I have a system of equations that I have performed a linear stability analysis on. This linear stability analysis resulted in a two-dimensional system of nonautonomous ODEs that has the form
$\frac{\mathrm{d}}{\mathrm{d}t} \left( \begin{array}{c} x \\ y \end{array} \right) = \left( \begin{array}{cc} A(t) & B(t) \\ C(t) & 0 \end{array} \right) \left( \begin{array}{c} x \\ y \end{array} \right)$.
There is only one equilibrium point, namely $(x,y) = (0,0)$. I wish to know the stability of this equilibrium point. I have learned that the eigenvalues cannot alone be used to determine stability, as they can if the coefficients were only constants. What conditions must $A(t), B(t)$ and $C(t)$ meet in order for the solution to approach the equilibrium point?
The system can be solved explicitly, but the necessary and sufficient condition of stability/asymptotic stability expressed in terms of $A,B,C$ appears to be complicated. Let us derive some sufficient conditions that easy to check and use.
An explicit solution of the system is
$(1)$ $x(t) = e^{\int_0^tA(s)ds}(x_0 + y_0\int_0^tB(s)e^{\int_0^s(C(\tau)-A(\tau))d\tau}ds)$
$(2)$ $y(t) = y_0e^{\int_0^tC(s)ds}$
Here we suppose that all the functions are defined in $[0, \infty)$ without loss of generality.
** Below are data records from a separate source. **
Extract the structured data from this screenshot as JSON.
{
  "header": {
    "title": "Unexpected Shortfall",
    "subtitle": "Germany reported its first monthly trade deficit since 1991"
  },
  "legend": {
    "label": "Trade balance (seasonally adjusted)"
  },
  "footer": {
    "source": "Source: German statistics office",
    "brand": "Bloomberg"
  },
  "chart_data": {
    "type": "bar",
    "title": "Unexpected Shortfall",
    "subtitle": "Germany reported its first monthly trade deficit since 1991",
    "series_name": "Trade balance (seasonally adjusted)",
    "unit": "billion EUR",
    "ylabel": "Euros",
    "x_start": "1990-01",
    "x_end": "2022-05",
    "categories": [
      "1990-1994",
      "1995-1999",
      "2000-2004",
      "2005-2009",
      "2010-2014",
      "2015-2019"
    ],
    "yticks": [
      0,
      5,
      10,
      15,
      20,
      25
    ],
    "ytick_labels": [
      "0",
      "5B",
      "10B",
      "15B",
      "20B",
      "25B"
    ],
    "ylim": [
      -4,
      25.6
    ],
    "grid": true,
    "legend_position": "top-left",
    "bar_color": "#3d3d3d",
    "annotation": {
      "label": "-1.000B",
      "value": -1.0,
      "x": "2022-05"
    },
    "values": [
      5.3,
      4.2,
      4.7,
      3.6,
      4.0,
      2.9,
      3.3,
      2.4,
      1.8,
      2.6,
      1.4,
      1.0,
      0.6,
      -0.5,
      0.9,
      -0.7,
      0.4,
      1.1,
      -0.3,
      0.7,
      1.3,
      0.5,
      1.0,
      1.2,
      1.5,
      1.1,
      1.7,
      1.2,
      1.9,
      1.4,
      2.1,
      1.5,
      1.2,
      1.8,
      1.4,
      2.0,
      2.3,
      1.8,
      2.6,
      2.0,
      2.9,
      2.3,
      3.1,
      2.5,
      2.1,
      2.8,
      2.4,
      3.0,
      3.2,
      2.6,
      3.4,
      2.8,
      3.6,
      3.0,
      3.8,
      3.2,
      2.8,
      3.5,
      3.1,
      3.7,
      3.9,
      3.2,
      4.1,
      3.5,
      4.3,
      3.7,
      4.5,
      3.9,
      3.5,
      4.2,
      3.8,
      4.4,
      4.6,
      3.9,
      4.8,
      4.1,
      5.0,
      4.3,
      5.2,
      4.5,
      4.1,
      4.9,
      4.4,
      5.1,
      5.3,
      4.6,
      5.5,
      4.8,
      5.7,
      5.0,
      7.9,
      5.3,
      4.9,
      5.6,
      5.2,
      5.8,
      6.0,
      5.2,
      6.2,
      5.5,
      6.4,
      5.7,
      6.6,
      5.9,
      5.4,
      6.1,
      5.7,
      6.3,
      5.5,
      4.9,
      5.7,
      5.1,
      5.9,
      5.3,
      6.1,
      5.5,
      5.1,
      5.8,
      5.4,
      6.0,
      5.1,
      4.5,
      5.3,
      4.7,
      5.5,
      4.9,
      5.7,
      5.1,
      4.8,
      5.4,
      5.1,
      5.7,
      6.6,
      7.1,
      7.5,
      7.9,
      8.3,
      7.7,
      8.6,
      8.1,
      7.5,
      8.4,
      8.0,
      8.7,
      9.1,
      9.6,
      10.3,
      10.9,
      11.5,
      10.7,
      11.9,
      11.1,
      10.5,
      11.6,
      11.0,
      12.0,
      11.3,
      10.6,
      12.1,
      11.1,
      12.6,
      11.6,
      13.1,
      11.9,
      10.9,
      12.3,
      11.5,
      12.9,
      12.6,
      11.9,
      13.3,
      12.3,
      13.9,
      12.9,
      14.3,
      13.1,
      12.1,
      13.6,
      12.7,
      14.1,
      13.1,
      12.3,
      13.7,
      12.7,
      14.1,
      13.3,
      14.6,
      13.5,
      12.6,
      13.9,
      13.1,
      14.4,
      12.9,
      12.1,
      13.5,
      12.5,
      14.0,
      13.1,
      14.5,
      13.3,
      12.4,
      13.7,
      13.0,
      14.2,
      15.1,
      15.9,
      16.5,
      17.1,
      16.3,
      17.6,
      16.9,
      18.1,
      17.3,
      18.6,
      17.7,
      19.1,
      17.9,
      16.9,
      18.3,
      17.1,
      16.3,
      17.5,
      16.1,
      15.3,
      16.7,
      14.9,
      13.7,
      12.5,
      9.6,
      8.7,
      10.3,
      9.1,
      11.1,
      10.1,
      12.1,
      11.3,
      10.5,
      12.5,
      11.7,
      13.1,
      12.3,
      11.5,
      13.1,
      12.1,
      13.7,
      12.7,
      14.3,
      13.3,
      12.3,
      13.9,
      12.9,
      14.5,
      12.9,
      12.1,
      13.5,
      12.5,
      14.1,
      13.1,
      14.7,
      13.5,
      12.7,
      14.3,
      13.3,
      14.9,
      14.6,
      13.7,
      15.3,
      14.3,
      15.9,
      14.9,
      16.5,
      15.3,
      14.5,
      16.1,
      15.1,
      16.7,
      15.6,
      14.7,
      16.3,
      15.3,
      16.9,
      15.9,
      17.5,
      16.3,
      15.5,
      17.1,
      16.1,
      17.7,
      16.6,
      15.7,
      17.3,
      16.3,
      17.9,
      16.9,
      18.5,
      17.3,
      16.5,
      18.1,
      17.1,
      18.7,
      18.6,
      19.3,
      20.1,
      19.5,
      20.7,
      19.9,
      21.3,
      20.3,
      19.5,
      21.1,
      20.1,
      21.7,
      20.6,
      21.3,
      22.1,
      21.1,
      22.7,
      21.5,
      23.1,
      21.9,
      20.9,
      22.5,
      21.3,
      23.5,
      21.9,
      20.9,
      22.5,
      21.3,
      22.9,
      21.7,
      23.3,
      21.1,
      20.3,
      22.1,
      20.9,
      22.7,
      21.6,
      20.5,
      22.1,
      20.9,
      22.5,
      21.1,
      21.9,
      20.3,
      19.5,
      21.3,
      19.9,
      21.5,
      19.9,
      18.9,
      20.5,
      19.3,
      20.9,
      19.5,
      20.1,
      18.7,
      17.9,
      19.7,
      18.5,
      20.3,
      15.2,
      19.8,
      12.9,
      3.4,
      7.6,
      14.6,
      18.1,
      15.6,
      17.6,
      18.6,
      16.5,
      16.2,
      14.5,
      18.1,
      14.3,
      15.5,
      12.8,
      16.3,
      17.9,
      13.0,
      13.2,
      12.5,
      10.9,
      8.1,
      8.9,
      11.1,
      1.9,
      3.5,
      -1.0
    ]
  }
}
All the stability conditions can be derived from the solution above. Let confine ourselves to the question of trivial solution asymptotic stability. The solution of linear system is asymptotically stable IFF any solution tends to zero. Obvious necessary conditions for that are
$(3)$ $\lim_{t\rightarrow\infty}\int_0^tC(s)ds = -\infty,$
$(4)$ $\lim_{t\rightarrow\infty}\int_0^tA(s)ds = -\infty $
Probably the most simple sufficient condition for $x(t) \rightarrow0$ from $(1)$ is
$(5)$ $\int^\infty|B(s)|ds < \infty$.
Indeed, $(3,4)$ imply that exponent in the second term of $(1)$ tends to zero and therefore is bounded. Thus, $(5)$ implies finiteness of whole second term in $(1)$, so $x(t) \rightarrow0$.
Finally we come to relatively simple sufficient conditions for asymptotical stability of the system in question: the system is stable if integrals of $A(t), B(t)$ are both $-\infty$ and $B(t)$ is absolutely integrable function (conditions $(3,4,5)$).